Con un titolo così, lo so, si creano aspettative. Ecché, tuo zio era il papà di Einstein, potrebbe dirmi qualcuno? Ecché, potrei rispondere io, “genio” deve essere per forza uguale a “Einstein”? Non so come vada (come andasse: i giorni della scuola sono ormai lontani) mio cugino in matematica e fisica, ma l’asserzione scritta in cima a questo pezzo, là dove il carattere si fa neretto, è più che valida anche senza fare ricorso a paragoni esagerati.
Diciamola tutta: i miei zii qualche sentore dovrebbero averlo avuto già dal giorno della sua nascita, quel 29 febbraio che capita solo ogni quattro anni, che quel bimbo biondo nato a Bologna non era del tutto come gli altri. E la sua singolarità mio cugino Marco l’ha ribadita molte volte nel corso della sua vita (chi fosse interessato a particolari biografici “tutti veri e tutti falsi” può trovarli nel suo originale romanzo “epistolare” con Natalia Aspesi, La posta del cuore, pubblicato da Mondadori qualche anno fa, di cui ho già parlato in questo blog, qui e qui). Ma la molla di questa mia affermazione apodittica non è nella sua vicenda biografica dell’altroieri o di ier l’altro, quanto in un’attività che Marco s’è inventato poco tempo fa e che prosegue tuttora. Detta in parole povere, mio cugino costruisce lampadari. Singolari lampadari. Riciclando e riassemblando. Realizzando pezzi unici come questo, appoggiato sul tavolo del suo salotto (tra vassoi, specchiere, quadri e teste di cervo)
Se non sbaglio è il sesto della serie. Gli altri cinque li potete vedere qui sotto, in rapida successione. Io personalmente – fatto salvo che non amo i punti luce centrali e privilegio le abbaggiù – quello che preferisco, data la mia innata sobrietà, è questo qui
con gli scolapasta di Ikea e cucchiai e forchette di varie fogge e servizi. Ma anche il precedente esemplare con tazze e teiere, quello qui sotto, non era affatto male…
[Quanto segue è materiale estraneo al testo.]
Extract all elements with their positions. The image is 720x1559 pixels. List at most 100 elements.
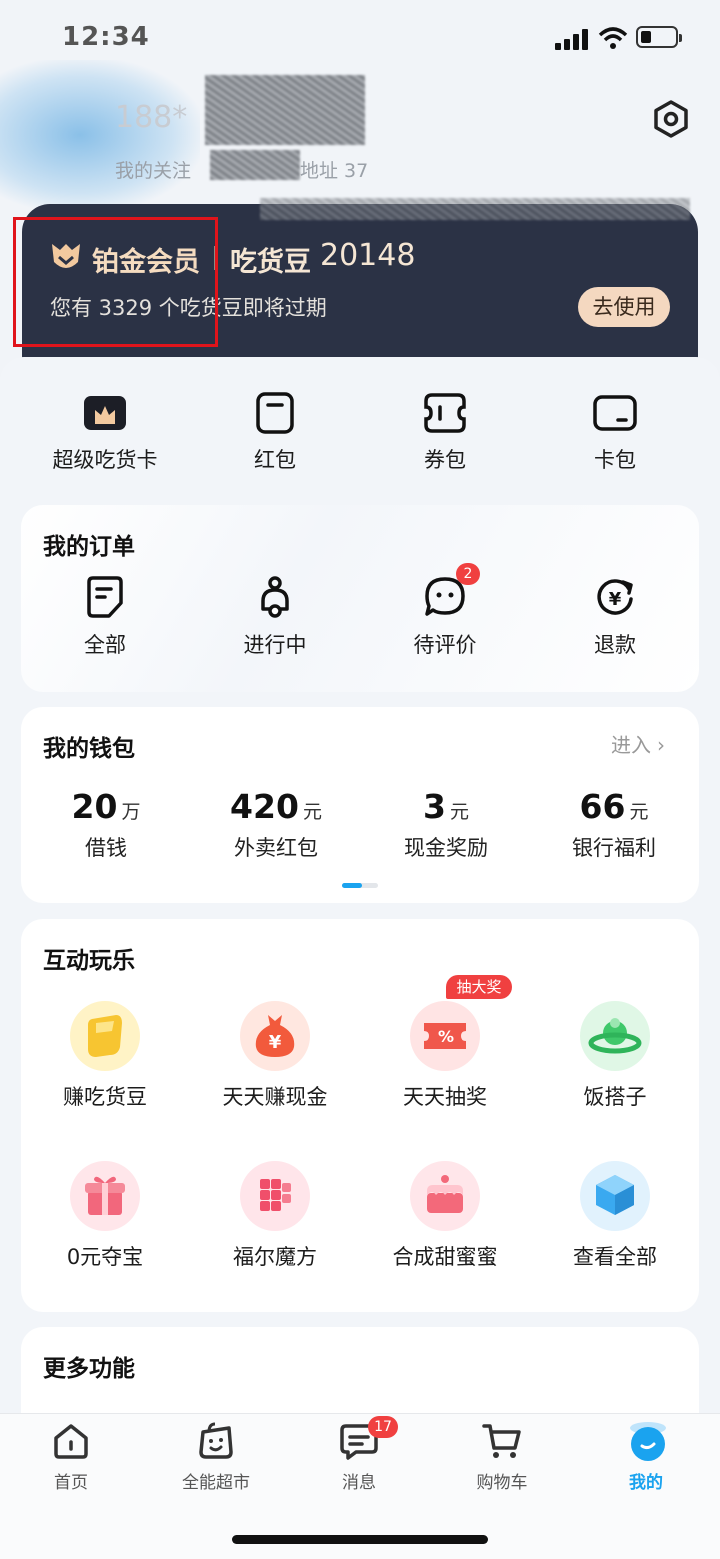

Un capitolo a parte sono gli altri tre, che vi propongo senza soluzione di continuità
dove l’utilizzo di bottiglie e tappini di plastica (e non solo) riciclati, tagliati e riportati a nuova vita raggiunge vertici secondo me assolutamente geniali (mo’ lo capite il perché del titolo?) sia nelle due versioni ultrakolor, sia in quella quasi totalblack (con macchie rosse).
Un recente post su Facebook della di lui signora (anche lei un soggettino niente male quanto a creatività, come dimostrano le immagini e i testi dei suoi post) che ritraeva l’ultimo nato ha riscosso grande successo tra amici e parenti, in quel di Bologna ma non solo. Io umilmente provo qui ad allargare il mercato ai miei venticinque lettori (e magari ai lettori dei miei lettori, chissà…).
P.S. Se qualcuno dopo aver letto quest’ultima frase si domandasse il perché abbia usato la parola “mercato”, beh, sì: questi pezzi più unici che rari (Venghino, Siori, Venghino…) potrebbero-anche-essere-in-vendita.